Ceux qui le peuvent vont faire garder les enfants par les grands-parents, des voisins, des membres de la famille proche ou éloignée. D’autres parents s’organisent entre eux.
C’est le cas de familles du quartier Centre-Sud, à Montréal, qui vont garder les enfants des uns et des autres à tour de rôle. Violaine Campo, mère de deux enfants qui fait partie du groupe, aurait pu s’organiser par elle-même, mais estime qu’il est nécessaire, dans les circonstances, d’être « solidaire ». Elle a « pas mal de flexibilité » pour faire du télétravail et, comble de chance, sa mère arrive dimanche pour une visite de trois semaines. « De notre côté, on a pas mal de souplesse, mais ce n’est vraiment pas le cas de tout le monde. Ça n’empêche pas de dépanner les autres. »
Chacun à leur tour, donc, les parents vont amener les enfants au parc, à la bibliothèque ou au Salon du livre — qui admet gratuitement les enfants et leur accompagnateur pour compenser l’interruption des classes. La première semaine est organisée. Pour le reste, les parents y iront au jour le jour. « On va déjà passer à travers la première semaine », confie Mme Campo en riant au bout du fil.
« Une maman me disait récemment que depuis la pandémie, il n’y a plus rien qui la stresse, raconte Mme Campo.
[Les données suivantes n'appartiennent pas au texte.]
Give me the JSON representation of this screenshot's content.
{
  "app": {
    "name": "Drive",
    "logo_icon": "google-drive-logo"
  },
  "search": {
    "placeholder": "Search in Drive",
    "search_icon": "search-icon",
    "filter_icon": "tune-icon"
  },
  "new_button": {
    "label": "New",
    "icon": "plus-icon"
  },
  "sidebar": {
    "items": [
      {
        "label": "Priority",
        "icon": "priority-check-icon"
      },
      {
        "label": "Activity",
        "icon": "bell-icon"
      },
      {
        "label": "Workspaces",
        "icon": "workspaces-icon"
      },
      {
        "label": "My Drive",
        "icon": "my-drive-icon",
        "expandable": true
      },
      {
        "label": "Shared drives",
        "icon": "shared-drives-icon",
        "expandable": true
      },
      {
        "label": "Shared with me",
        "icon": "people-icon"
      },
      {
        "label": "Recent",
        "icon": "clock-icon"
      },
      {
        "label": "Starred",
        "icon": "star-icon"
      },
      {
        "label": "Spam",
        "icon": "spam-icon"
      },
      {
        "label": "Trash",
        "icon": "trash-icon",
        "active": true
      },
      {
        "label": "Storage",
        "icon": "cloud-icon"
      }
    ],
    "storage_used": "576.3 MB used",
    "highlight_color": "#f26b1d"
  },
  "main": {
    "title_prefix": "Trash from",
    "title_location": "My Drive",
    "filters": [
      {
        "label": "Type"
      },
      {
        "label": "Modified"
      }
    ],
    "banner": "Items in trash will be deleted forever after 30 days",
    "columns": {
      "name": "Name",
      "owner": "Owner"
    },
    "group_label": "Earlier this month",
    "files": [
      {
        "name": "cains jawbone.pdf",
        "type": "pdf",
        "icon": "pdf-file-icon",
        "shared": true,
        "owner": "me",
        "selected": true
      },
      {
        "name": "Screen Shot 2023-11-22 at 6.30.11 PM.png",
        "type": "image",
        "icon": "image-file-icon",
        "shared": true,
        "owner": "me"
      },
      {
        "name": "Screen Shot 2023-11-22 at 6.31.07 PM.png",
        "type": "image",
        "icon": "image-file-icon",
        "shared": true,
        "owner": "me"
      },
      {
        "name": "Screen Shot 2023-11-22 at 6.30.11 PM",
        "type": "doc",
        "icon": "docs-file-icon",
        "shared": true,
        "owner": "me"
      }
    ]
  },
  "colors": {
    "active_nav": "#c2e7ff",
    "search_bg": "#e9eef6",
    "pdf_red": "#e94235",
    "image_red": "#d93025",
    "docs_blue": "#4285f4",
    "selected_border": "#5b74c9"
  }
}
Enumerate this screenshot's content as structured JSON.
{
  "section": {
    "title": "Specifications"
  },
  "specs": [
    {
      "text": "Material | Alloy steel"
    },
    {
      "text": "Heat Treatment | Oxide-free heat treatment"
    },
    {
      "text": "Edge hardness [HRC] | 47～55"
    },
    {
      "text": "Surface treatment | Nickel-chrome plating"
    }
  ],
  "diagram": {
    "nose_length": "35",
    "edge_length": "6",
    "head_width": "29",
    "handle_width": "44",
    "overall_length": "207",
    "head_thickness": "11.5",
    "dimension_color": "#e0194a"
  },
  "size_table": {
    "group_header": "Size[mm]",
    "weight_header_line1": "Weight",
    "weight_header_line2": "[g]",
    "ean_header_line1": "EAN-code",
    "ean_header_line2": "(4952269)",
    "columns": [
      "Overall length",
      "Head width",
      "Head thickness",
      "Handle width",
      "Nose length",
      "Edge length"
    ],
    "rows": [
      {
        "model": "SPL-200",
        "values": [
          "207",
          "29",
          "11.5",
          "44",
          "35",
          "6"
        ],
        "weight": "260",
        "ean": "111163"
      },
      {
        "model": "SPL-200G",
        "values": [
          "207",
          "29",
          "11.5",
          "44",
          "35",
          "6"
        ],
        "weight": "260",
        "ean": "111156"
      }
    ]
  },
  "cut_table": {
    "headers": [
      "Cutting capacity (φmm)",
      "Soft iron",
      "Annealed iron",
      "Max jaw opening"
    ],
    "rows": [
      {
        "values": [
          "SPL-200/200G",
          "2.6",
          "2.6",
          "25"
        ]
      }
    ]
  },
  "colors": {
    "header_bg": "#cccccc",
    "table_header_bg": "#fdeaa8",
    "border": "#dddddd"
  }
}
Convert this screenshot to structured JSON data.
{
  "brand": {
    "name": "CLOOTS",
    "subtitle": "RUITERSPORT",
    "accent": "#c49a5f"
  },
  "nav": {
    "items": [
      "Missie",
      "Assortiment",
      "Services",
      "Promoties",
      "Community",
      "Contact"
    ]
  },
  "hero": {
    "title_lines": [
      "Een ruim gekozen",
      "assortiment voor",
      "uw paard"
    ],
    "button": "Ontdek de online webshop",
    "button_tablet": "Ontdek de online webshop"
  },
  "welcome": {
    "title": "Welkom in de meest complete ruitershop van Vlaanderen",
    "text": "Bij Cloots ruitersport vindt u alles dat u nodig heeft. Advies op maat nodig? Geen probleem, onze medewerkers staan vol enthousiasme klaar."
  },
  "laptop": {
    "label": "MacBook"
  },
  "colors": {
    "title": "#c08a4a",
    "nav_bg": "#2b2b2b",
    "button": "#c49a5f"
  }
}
On a tous été traumatisés par ça [la pandémie], ça a laissé des marques. Mais en même temps, on se dit qu’on a réussi à passer au travers une fois, que ça ne peut pas être pire que d’avoir les enfants pendant des mois à la maison ! » Comme Mme Coulibaly, elle estime que la pandémie a renforcé les liens avec les voisins, ce qui facilite l’entraide. « On va plus oser demander de l’aide parce qu’on sait qu’on ne peut pas s’en sortir sinon. »
Les réseaux sociaux sont également de puissants vecteurs de solidarité et d’entraide dans de telles situations. Dans les groupes de parents des différents quartiers, plusieurs offrent leurs services de gardiennage ou de tutorat — ou ceux de leurs enfants du secondaire également en congé.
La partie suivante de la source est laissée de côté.